🤖 AI Summary
Local SGD in decentralized federated learning lacks asymptotic statistical guarantees. Method: This paper establishes, for the first time, a Berry–Esseen-type Gaussian approximation for the final iterate of Local SGD, achieving an $O(1/sqrt{n})$ convergence rate; it further proposes two time-uniform Gaussian approximations enabling functional central limit theorems over the entire training trajectory. Contributions/Results: The theoretical framework provides a rigorous foundation for multiplier bootstrap methods and enables online, dynamic detection of adversarial attacks. Crucially, it relaxes the classical i.i.d. assumption, accommodating non-i.i.d. and non-stationary stochastic processes.

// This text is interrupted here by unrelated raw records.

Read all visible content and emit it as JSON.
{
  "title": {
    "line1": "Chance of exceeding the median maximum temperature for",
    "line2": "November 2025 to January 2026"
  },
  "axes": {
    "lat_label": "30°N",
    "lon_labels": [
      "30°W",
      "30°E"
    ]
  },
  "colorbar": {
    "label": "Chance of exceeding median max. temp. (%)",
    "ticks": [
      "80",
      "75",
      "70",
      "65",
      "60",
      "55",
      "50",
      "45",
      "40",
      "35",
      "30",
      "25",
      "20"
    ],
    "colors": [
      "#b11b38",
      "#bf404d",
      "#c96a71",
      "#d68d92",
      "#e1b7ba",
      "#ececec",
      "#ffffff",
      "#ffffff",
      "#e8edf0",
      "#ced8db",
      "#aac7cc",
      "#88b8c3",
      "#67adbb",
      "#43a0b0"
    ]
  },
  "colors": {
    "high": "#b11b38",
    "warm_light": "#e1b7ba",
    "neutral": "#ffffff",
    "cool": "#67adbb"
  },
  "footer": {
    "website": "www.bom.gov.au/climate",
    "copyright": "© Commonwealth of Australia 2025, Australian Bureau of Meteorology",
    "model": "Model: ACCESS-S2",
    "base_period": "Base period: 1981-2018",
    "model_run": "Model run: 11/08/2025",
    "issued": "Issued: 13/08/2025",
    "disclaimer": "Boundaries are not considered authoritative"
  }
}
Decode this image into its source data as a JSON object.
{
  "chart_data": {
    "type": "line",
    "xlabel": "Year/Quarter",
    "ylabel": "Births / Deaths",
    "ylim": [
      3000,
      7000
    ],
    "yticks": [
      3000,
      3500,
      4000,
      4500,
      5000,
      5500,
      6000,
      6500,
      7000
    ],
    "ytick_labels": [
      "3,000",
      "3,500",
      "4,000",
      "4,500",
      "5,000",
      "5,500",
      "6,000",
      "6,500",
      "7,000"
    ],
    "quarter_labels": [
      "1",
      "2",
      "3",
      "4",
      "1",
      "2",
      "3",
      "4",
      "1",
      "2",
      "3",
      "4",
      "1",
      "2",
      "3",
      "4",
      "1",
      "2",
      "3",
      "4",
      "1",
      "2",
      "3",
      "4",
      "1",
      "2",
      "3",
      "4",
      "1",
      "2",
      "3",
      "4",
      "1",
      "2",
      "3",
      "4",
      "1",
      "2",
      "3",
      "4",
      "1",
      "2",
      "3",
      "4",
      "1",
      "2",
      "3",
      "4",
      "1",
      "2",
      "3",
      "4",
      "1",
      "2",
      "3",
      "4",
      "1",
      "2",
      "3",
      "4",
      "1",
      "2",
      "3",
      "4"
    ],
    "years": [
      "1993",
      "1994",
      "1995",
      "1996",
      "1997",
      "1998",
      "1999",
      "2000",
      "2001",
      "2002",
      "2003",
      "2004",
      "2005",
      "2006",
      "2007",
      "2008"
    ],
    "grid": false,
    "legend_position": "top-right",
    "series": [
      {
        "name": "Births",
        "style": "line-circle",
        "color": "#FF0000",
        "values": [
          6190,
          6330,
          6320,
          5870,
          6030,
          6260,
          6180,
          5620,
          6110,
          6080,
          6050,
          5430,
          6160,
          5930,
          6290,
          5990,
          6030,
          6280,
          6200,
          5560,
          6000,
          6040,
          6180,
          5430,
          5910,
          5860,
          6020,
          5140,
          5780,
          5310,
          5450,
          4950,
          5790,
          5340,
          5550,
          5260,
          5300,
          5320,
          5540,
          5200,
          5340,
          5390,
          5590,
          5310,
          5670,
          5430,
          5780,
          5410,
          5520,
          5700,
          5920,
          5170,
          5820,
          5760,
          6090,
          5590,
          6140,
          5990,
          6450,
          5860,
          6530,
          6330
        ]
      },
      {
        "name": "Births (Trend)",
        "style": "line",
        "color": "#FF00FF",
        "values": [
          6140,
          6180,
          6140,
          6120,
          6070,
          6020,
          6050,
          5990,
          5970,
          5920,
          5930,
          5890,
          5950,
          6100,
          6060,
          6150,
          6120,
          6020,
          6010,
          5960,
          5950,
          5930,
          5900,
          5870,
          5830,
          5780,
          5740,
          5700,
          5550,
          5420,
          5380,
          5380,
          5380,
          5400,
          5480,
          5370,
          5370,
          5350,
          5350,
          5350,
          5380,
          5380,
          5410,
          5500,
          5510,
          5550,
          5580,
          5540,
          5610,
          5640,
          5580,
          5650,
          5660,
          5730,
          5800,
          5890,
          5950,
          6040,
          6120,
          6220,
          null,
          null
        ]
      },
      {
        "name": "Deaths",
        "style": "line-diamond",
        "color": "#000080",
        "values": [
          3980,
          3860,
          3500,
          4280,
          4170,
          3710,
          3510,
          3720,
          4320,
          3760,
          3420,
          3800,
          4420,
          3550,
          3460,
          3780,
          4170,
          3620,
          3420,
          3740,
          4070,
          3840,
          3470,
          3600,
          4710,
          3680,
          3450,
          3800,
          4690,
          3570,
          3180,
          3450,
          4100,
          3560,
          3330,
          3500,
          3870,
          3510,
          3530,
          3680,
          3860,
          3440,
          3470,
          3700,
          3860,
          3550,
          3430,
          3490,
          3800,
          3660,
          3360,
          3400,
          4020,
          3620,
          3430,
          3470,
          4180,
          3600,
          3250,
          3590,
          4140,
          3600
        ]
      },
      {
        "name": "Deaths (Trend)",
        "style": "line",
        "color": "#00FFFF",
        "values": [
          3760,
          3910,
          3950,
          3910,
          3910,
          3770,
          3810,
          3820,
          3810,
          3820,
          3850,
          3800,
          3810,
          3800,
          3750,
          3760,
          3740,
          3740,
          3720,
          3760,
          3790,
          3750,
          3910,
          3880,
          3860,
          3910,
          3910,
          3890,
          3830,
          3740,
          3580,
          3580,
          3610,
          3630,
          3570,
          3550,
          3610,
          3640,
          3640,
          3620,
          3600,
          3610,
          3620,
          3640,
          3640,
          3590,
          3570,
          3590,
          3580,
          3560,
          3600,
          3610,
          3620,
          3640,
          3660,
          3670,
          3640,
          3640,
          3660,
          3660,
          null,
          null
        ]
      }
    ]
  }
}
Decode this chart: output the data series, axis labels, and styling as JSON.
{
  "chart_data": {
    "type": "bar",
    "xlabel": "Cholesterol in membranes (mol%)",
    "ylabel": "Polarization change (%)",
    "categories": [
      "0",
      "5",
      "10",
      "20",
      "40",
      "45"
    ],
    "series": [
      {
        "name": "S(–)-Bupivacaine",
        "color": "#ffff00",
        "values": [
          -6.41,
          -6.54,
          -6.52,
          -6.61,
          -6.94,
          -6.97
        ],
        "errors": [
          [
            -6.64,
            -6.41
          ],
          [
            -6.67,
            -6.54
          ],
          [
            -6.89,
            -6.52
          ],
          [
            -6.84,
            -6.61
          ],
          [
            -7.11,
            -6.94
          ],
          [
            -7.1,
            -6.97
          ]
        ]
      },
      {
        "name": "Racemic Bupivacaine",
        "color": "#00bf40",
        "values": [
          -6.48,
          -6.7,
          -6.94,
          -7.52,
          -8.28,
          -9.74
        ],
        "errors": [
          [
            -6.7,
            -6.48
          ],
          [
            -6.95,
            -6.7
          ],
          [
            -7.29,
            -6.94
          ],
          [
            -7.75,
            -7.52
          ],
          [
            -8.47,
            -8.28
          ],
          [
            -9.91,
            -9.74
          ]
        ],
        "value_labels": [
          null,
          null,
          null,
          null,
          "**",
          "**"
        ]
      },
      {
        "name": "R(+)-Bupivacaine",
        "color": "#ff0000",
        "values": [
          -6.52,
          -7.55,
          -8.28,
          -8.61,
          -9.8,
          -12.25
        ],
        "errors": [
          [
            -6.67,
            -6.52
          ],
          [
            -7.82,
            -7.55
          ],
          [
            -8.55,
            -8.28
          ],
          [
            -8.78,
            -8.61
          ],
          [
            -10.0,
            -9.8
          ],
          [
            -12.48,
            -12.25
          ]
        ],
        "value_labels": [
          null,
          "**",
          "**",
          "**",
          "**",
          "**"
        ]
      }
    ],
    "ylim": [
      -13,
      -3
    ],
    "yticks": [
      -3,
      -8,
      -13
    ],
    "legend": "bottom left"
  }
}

Numerical simulations demonstrate that the proposed approximations deliver high accuracy and strong robustness—particularly in small-sample and dynamically attacked settings—thereby significantly enhancing trustworthy hypothesis testing and anomaly identification under privacy-preserving frameworks.
📝 Abstract
Federated Learning has gained traction in privacy-sensitive collaborative environments, with local SGD emerging as a key optimization method in decentralized settings. While its convergence properties are well-studied, asymptotic statistical guarantees beyond convergence remain limited. In this paper, we present two generalized Gaussian approximation results for local SGD and explore their implications. First, we prove a Berry-Esseen theorem for the final local SGD iterates, enabling valid multiplier bootstrap procedures. Second, motivated by robustness considerations, we introduce two distinct time-uniform Gaussian approximations for the entire trajectory of local SGD. The time-uniform approximations support Gaussian bootstrap-based tests for detecting adversarial attacks. Extensive simulations are provided to support our theoretical results.